Ask for a referral to a qualified therapist for ongoing support who can help you with your underlying concerns and issues and who has better advice than using people on random dates to "get over" a breakup.

Spend some time tuning up your resume and LinkedIn profile and start applying for jobs. Get as many jobs as possible to keep busy, make money and gain experience.

Join some groups and clubs. Take some classes and courses, either for growth and career advancement or enjoyment.  Broaden your social horizons.  You can focus on getting your physical and mental health in order as well as getting your career and finances in order. 

You claim you live at home with "strict" parents who are supporting you. That is in your power to begin to change.
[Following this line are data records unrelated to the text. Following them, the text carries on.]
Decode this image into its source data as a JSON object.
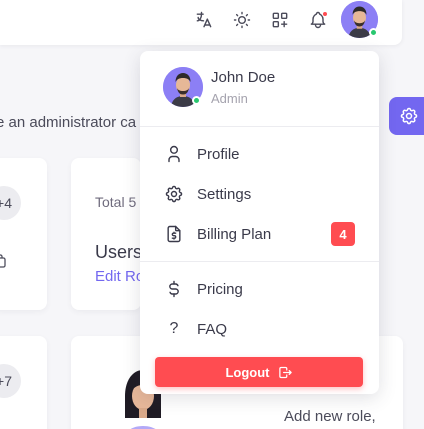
{
  "top_bar": {
    "icons": [
      "translate-icon",
      "sun-icon",
      "grid-plus-icon",
      "bell-icon"
    ],
    "notification_dot_color": "#ff4c51"
  },
  "background": {
    "subtitle": "e an administrator ca",
    "cards": [
      {
        "chip": "+4"
      },
      {
        "total": "Total 5",
        "title": "Users",
        "link": "Edit Ro"
      },
      {
        "chip": "+7"
      },
      {
        "action": "Add new role,"
      }
    ]
  },
  "user_menu": {
    "name": "John Doe",
    "role": "Admin",
    "items": [
      {
        "label": "Profile",
        "icon": "user-icon"
      },
      {
        "label": "Settings",
        "icon": "settings-icon"
      },
      {
        "label": "Billing Plan",
        "icon": "file-dollar-icon",
        "badge": "4"
      },
      {
        "label": "Pricing",
        "icon": "dollar-icon"
      },
      {
        "label": "FAQ",
        "icon": "question-icon",
        "glyph": "?"
      }
    ],
    "logout_label": "Logout"
  },
  "colors": {
    "accent": "#7367f0",
    "danger": "#ff4c51",
    "success": "#28c76f",
    "link": "#7367f0"
  }
}
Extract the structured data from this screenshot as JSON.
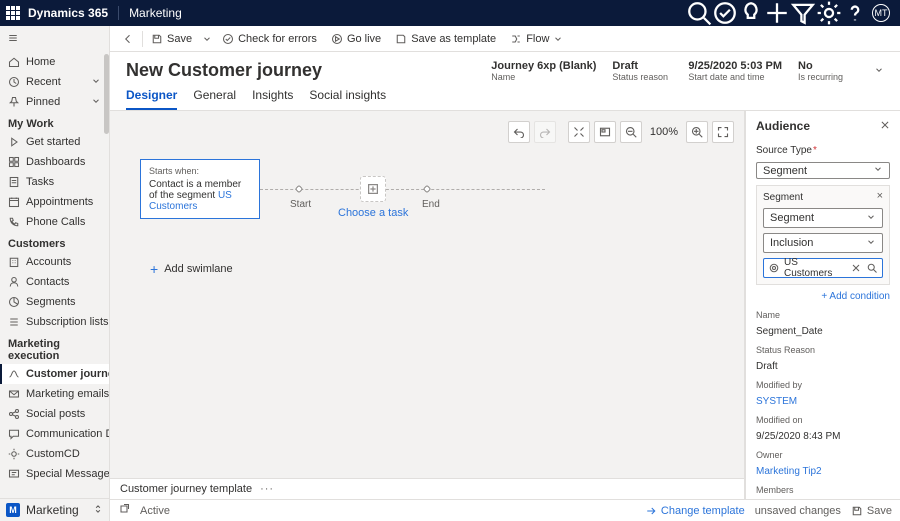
{
  "app": {
    "brand": "Dynamics 365",
    "module": "Marketing",
    "avatar": "MT"
  },
  "nav": {
    "home": "Home",
    "recent": "Recent",
    "pinned": "Pinned",
    "sec_mywork": "My Work",
    "get_started": "Get started",
    "dashboards": "Dashboards",
    "tasks": "Tasks",
    "appointments": "Appointments",
    "phone_calls": "Phone Calls",
    "sec_customers": "Customers",
    "accounts": "Accounts",
    "contacts": "Contacts",
    "segments": "Segments",
    "sub_lists": "Subscription lists",
    "sec_marketing_exec": "Marketing execution",
    "customer_journeys": "Customer journeys",
    "marketing_emails": "Marketing emails",
    "social_posts": "Social posts",
    "communication": "Communication D...",
    "customcd": "CustomCD",
    "special_messages": "Special Messages",
    "area": "Marketing"
  },
  "cmd": {
    "save": "Save",
    "check": "Check for errors",
    "golive": "Go live",
    "save_template": "Save as template",
    "flow": "Flow"
  },
  "record": {
    "title": "New Customer journey",
    "name_val": "Journey 6xp (Blank)",
    "name_lbl": "Name",
    "status_val": "Draft",
    "status_lbl": "Status reason",
    "start_val": "9/25/2020 5:03 PM",
    "start_lbl": "Start date and time",
    "recur_val": "No",
    "recur_lbl": "Is recurring"
  },
  "tabs": {
    "designer": "Designer",
    "general": "General",
    "insights": "Insights",
    "social": "Social insights"
  },
  "designer": {
    "zoom": "100%",
    "starts_when": "Starts when:",
    "start_text_a": "Contact is a member of the segment ",
    "start_text_seg": "US Customers",
    "lbl_start": "Start",
    "lbl_end": "End",
    "choose_task": "Choose a task",
    "add_swimlane": "Add swimlane",
    "template_footer": "Customer journey template"
  },
  "audience": {
    "title": "Audience",
    "source_type_lbl": "Source Type",
    "source_type_val": "Segment",
    "seg_block_lbl": "Segment",
    "seg_select_val": "Segment",
    "inclusion_val": "Inclusion",
    "seg_pill_val": "US Customers",
    "add_condition": "+ Add condition",
    "name_lbl": "Name",
    "name_val": "Segment_Date",
    "status_lbl": "Status Reason",
    "status_val": "Draft",
    "modby_lbl": "Modified by",
    "modby_val": "SYSTEM",
    "modon_lbl": "Modified on",
    "modon_val": "9/25/2020 8:43 PM",
    "owner_lbl": "Owner",
    "owner_val": "Marketing Tip2",
    "members_lbl": "Members"
  },
  "status": {
    "active": "Active",
    "unsaved": "unsaved changes",
    "change_template": "Change template",
    "save": "Save"
  }
}
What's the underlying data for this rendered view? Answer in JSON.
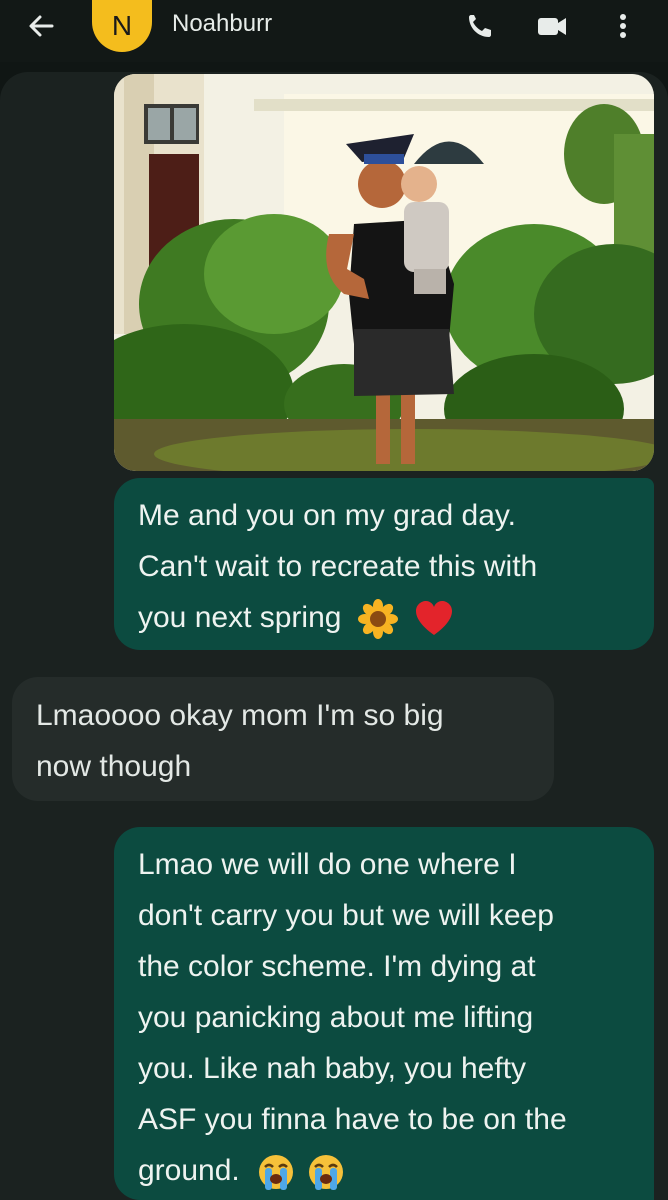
{
  "header": {
    "back_icon": "arrow-left-icon",
    "avatar_letter": "N",
    "avatar_color": "#f4bd1d",
    "contact_name": "Noahburr",
    "call_icon": "phone-icon",
    "video_icon": "video-camera-icon",
    "menu_icon": "more-vertical-icon"
  },
  "messages": [
    {
      "direction": "outgoing",
      "type": "image",
      "image_description": "Graduate in cap and black dress holding a toddler in front of a house with hedges"
    },
    {
      "direction": "outgoing",
      "lines": [
        "Me and you on my grad day.",
        "Can't wait to recreate this with",
        "you next spring"
      ],
      "emojis": [
        "sunflower",
        "red-heart"
      ]
    },
    {
      "direction": "incoming",
      "lines": [
        "Lmaoooo okay mom I'm so big",
        "now though"
      ]
    },
    {
      "direction": "outgoing",
      "lines": [
        "Lmao we will do one where I",
        "don't carry you but we will keep",
        "the color scheme. I'm dying at",
        "you panicking about me lifting",
        "you. Like nah baby, you hefty",
        "ASF you finna have to be on the",
        "ground."
      ],
      "emojis": [
        "loudly-crying-face",
        "loudly-crying-face"
      ]
    }
  ],
  "colors": {
    "background": "#101614",
    "conversation_surface": "#1b2220",
    "outgoing_bubble": "#0c4b40",
    "incoming_bubble": "#252c2a",
    "text": "#eef3f0"
  }
}
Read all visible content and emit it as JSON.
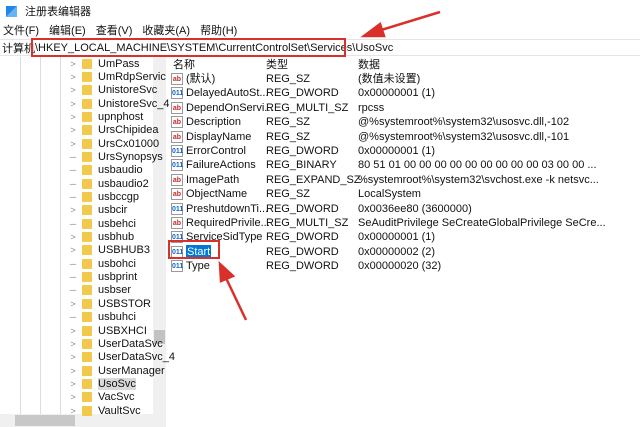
{
  "window": {
    "title": "注册表编辑器"
  },
  "menu": [
    "文件(F)",
    "编辑(E)",
    "查看(V)",
    "收藏夹(A)",
    "帮助(H)"
  ],
  "address": {
    "label": "计算机",
    "path": "\\HKEY_LOCAL_MACHINE\\SYSTEM\\CurrentControlSet\\Services\\UsoSvc"
  },
  "tree": [
    {
      "label": "UmPass",
      "expandable": true
    },
    {
      "label": "UmRdpServic",
      "expandable": true
    },
    {
      "label": "UnistoreSvc",
      "expandable": true
    },
    {
      "label": "UnistoreSvc_4",
      "expandable": true
    },
    {
      "label": "upnphost",
      "expandable": true
    },
    {
      "label": "UrsChipidea",
      "expandable": true
    },
    {
      "label": "UrsCx01000",
      "expandable": true
    },
    {
      "label": "UrsSynopsys",
      "expandable": false
    },
    {
      "label": "usbaudio",
      "expandable": false
    },
    {
      "label": "usbaudio2",
      "expandable": false
    },
    {
      "label": "usbccgp",
      "expandable": false
    },
    {
      "label": "usbcir",
      "expandable": true
    },
    {
      "label": "usbehci",
      "expandable": false
    },
    {
      "label": "usbhub",
      "expandable": true
    },
    {
      "label": "USBHUB3",
      "expandable": true
    },
    {
      "label": "usbohci",
      "expandable": false
    },
    {
      "label": "usbprint",
      "expandable": false
    },
    {
      "label": "usbser",
      "expandable": false
    },
    {
      "label": "USBSTOR",
      "expandable": true
    },
    {
      "label": "usbuhci",
      "expandable": false
    },
    {
      "label": "USBXHCI",
      "expandable": true
    },
    {
      "label": "UserDataSvc",
      "expandable": true
    },
    {
      "label": "UserDataSvc_4",
      "expandable": true
    },
    {
      "label": "UserManager",
      "expandable": true
    },
    {
      "label": "UsoSvc",
      "expandable": true,
      "selected": true
    },
    {
      "label": "VacSvc",
      "expandable": true
    },
    {
      "label": "VaultSvc",
      "expandable": true
    }
  ],
  "columns": {
    "name": "名称",
    "type": "类型",
    "data": "数据"
  },
  "values": [
    {
      "icon": "string-value-icon",
      "name": "(默认)",
      "type": "REG_SZ",
      "data": "(数值未设置)"
    },
    {
      "icon": "binary-value-icon",
      "name": "DelayedAutoSt...",
      "type": "REG_DWORD",
      "data": "0x00000001 (1)"
    },
    {
      "icon": "string-value-icon",
      "name": "DependOnServi...",
      "type": "REG_MULTI_SZ",
      "data": "rpcss"
    },
    {
      "icon": "string-value-icon",
      "name": "Description",
      "type": "REG_SZ",
      "data": "@%systemroot%\\system32\\usosvc.dll,-102"
    },
    {
      "icon": "string-value-icon",
      "name": "DisplayName",
      "type": "REG_SZ",
      "data": "@%systemroot%\\system32\\usosvc.dll,-101"
    },
    {
      "icon": "binary-value-icon",
      "name": "ErrorControl",
      "type": "REG_DWORD",
      "data": "0x00000001 (1)"
    },
    {
      "icon": "binary-value-icon",
      "name": "FailureActions",
      "type": "REG_BINARY",
      "data": "80 51 01 00 00 00 00 00 00 00 00 00 03 00 00 ..."
    },
    {
      "icon": "string-value-icon",
      "name": "ImagePath",
      "type": "REG_EXPAND_SZ",
      "data": "%systemroot%\\system32\\svchost.exe -k netsvc..."
    },
    {
      "icon": "string-value-icon",
      "name": "ObjectName",
      "type": "REG_SZ",
      "data": "LocalSystem"
    },
    {
      "icon": "binary-value-icon",
      "name": "PreshutdownTi...",
      "type": "REG_DWORD",
      "data": "0x0036ee80 (3600000)"
    },
    {
      "icon": "string-value-icon",
      "name": "RequiredPrivile...",
      "type": "REG_MULTI_SZ",
      "data": "SeAuditPrivilege SeCreateGlobalPrivilege SeCre..."
    },
    {
      "icon": "binary-value-icon",
      "name": "ServiceSidType",
      "type": "REG_DWORD",
      "data": "0x00000001 (1)"
    },
    {
      "icon": "binary-value-icon",
      "name": "Start",
      "type": "REG_DWORD",
      "data": "0x00000002 (2)",
      "selected": true
    },
    {
      "icon": "binary-value-icon",
      "name": "Type",
      "type": "REG_DWORD",
      "data": "0x00000020 (32)"
    }
  ],
  "colors": {
    "annotation": "#d9302c",
    "selection": "#0078d7"
  }
}
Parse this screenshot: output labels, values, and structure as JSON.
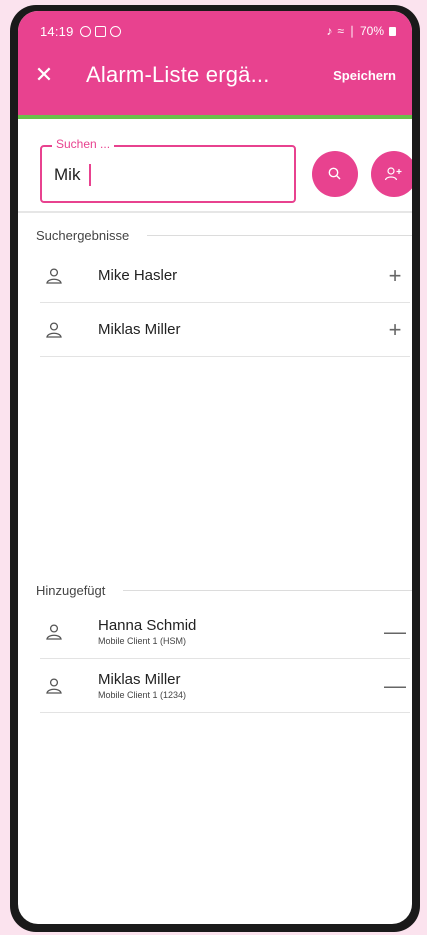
{
  "status": {
    "time": "14:19",
    "battery": "70%"
  },
  "appbar": {
    "title": "Alarm-Liste ergä...",
    "save_label": "Speichern",
    "close_glyph": "✕"
  },
  "search": {
    "legend": "Suchen ...",
    "value": "Mik"
  },
  "results": {
    "header": "Suchergebnisse",
    "items": [
      {
        "name": "Mike Hasler",
        "action": "+"
      },
      {
        "name": "Miklas Miller",
        "action": "+"
      }
    ]
  },
  "added": {
    "header": "Hinzugefügt",
    "items": [
      {
        "name": "Hanna Schmid",
        "sub": "Mobile Client 1 (HSM)",
        "action": "—"
      },
      {
        "name": "Miklas Miller",
        "sub": "Mobile Client 1 (1234)",
        "action": "—"
      }
    ]
  },
  "colors": {
    "accent": "#e8428f",
    "appbar_bottom": "#6ac04b",
    "background": "#fbe3ee"
  },
  "icons": {
    "search_button": "search-icon",
    "add_person_button": "person-add-icon",
    "person": "person-icon"
  }
}
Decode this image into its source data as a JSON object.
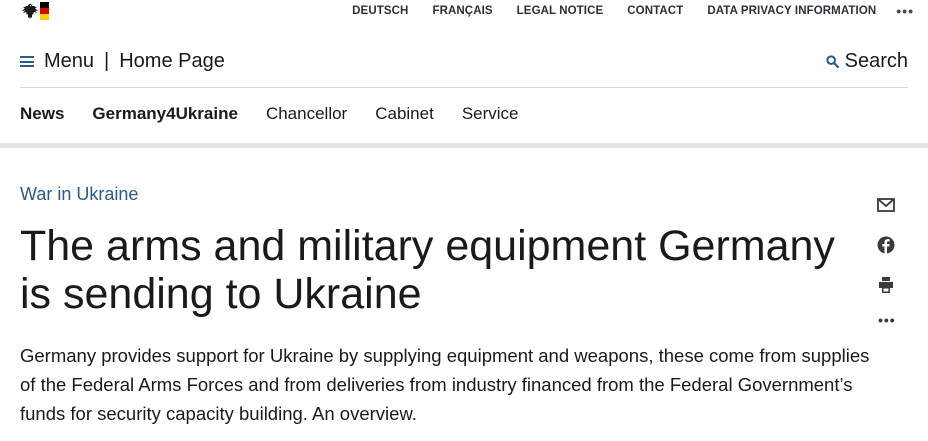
{
  "colors": {
    "accent": "#2a5c8a",
    "text": "#1a1a1a",
    "divider": "#e3e3e3",
    "flag_black": "#000000",
    "flag_red": "#dd0000",
    "flag_gold": "#ffce00"
  },
  "topbar": {
    "logo_icon": "federal-eagle-icon",
    "links": [
      "DEUTSCH",
      "FRANÇAIS",
      "LEGAL NOTICE",
      "CONTACT",
      "DATA PRIVACY INFORMATION"
    ],
    "more": "•••"
  },
  "header": {
    "menu_label": "Menu",
    "separator": "|",
    "home_label": "Home Page",
    "search_label": "Search",
    "search_icon": "search-icon",
    "menu_icon": "hamburger-icon"
  },
  "nav": {
    "items": [
      "News",
      "Germany4Ukraine",
      "Chancellor",
      "Cabinet",
      "Service"
    ]
  },
  "article": {
    "kicker": "War in Ukraine",
    "title": "The arms and military equipment Germany is sending to Ukraine",
    "lead": "Germany provides support for Ukraine by supplying equipment and weapons, these come from supplies of the Federal Arms Forces and from deliveries from industry financed from the Federal Government’s funds for security capacity building. An overview."
  },
  "share": {
    "icons": [
      "mail-icon",
      "facebook-icon",
      "print-icon"
    ],
    "more": "•••"
  }
}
Having a BF is a small fraction of having a full life and definitely not a way to measure your value. 

Thank you very much for the advice. I appreciate it. ☺️

I have been doing pretty much all the things you’ve listed over the past few months. I got a new job that I’m starting next week. I’m taking lots of meds for my depression and OCD. I’m putting an effort into moving on, but my main coping mechanism is to talk to others for support. Unfortunately, people in my life are tired of hearing about him. So I have to bottle it up.

You say that he didn’t trick or use me. But then… why would he tell me that he was interested in an actual relationship, only to start pulling away and being disrespectful when he didn’t get sex right away? How could he see me as “just some girl who he wanted to have sex with” while also telling me that he truly liked me and wanted a relationship?

Im starting to realize that this wasn’t a great guy. He just had so many surface level qualities that I’m attracted to. And it’s difficult to find that anywhere else.

I’m just trying to process everything that happened to me. I just can’t help but feel misled and manipulated. It just feels awful.